Brain, Behavior, and Immunity
Volume 67, January 2018, Pages 335-344
aDepartment of Pharmacology and Toxicology, College of Pharmacy, King Saud University, Riyadh, Saudi Arabia
bAutism Research and Treatment Center, AL-Amodi Autism Research Chair, Department of Physiology, College of Medicine, King Saud University, Riyadh, Saudi Arabia
Received 12 June 2017, Revised 10 September 2017, Accepted 16 September 2017, Available online 20 September 2017.
https://doi.org/10.1016/j.bbi.2017.09.010Get rights and content
Highlights
•Autistic children have increased IL-17 receptor expression in monocytes.
•iNOS/nitrotyrosine expression is also higher in monocytes of autistic children.
•Activation of IL-17 receptor enhances oxidative inflammation in autistic children.

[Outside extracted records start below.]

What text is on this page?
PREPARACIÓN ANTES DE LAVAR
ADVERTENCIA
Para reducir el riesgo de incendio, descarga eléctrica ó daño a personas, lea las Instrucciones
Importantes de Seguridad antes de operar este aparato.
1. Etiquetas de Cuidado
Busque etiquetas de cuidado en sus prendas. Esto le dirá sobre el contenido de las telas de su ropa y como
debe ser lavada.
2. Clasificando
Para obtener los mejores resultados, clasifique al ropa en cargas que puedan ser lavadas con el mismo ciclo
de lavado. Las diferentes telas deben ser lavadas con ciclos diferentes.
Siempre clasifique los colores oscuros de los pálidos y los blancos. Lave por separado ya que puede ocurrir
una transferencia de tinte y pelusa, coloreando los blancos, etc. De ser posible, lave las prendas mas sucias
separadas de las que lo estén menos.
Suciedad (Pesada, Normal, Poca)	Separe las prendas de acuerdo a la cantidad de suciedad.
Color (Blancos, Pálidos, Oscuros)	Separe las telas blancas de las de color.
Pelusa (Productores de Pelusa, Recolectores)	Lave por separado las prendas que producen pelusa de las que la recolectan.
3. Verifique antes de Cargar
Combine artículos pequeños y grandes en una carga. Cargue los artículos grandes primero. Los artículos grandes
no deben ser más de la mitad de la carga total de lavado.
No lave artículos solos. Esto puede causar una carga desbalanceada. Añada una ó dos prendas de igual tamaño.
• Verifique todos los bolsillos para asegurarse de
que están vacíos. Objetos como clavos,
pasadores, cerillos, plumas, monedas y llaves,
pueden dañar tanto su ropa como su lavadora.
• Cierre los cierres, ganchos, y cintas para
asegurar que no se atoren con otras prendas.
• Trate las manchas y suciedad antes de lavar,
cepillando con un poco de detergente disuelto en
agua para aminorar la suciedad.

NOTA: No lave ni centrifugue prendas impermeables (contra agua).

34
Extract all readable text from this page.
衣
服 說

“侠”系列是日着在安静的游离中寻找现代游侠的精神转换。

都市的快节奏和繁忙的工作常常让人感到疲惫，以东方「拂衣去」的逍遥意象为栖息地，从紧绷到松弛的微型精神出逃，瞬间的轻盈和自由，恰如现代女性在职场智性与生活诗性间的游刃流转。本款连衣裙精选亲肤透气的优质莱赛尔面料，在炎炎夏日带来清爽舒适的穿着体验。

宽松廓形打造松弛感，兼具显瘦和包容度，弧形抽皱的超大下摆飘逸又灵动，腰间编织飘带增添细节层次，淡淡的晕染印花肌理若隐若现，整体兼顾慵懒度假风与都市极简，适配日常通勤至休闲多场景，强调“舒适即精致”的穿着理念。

•Blockade of IL-17 receptor attenuates oxidative inflammation in autistic children.
Abstract
Millions of children are affected by different neurodevelopmental disorders, out of which autism spectrum disorder (ASD) poses a major hurdle to normal life style due to associated behavioral abnormalities. Several studies have shown an increased expression/release of Th17 related cytokine, IL-17A in ASD. IL-17A may enhance neuroinflammation via its IL-17A receptor, i.e. IL-17RA expressed in immune cells (such as monocytes) of autistic children. Increased oxidative stress has been implicated in a number of neuropsychiatric disorders including ASD. However, whether IL-17A/IL-17RA signaling contributes to oxidative inflammation in monocytes of autistic children has not been explored previously. With this background, we performed this study in peripheral monocytes of ASD patients and age-matched typically developing children. Our study shows that ASD individuals have increased IL-17RA expression in monocytes which is associated with increased nuclear factor kappa-light-chain-enhancer of activated B cells (NFκB) pathway and inducible nitric oxide synthase (iNOS)/nitrotyrosine expression as compared to typically developing children. Moreover, in vitro activation of IL-17 receptor by IL-17A in monocytes isolated from ASD individuals leads to enhanced iNOS expression via NFκB pathway. IL-17RA antibody treatment in vitro reversed IL-17A-induced increase in NFκB and iNOS/nitrotyrosine expression in monocytes isolated from ASD subjects. These data connect increased IL-17A/IL-17RA signaling in ASD patients with enhanced oxidative inflammation in monocytes. Therefore, IL-17 receptor signaling in monocytes may potentiate the effects of IL-17A released by other immune cells and may aggravate neuroinflammation in ASD. Our study further suggests that blockade of IL-17A/IL-17 receptor signaling may be beneficial in the children with ASD.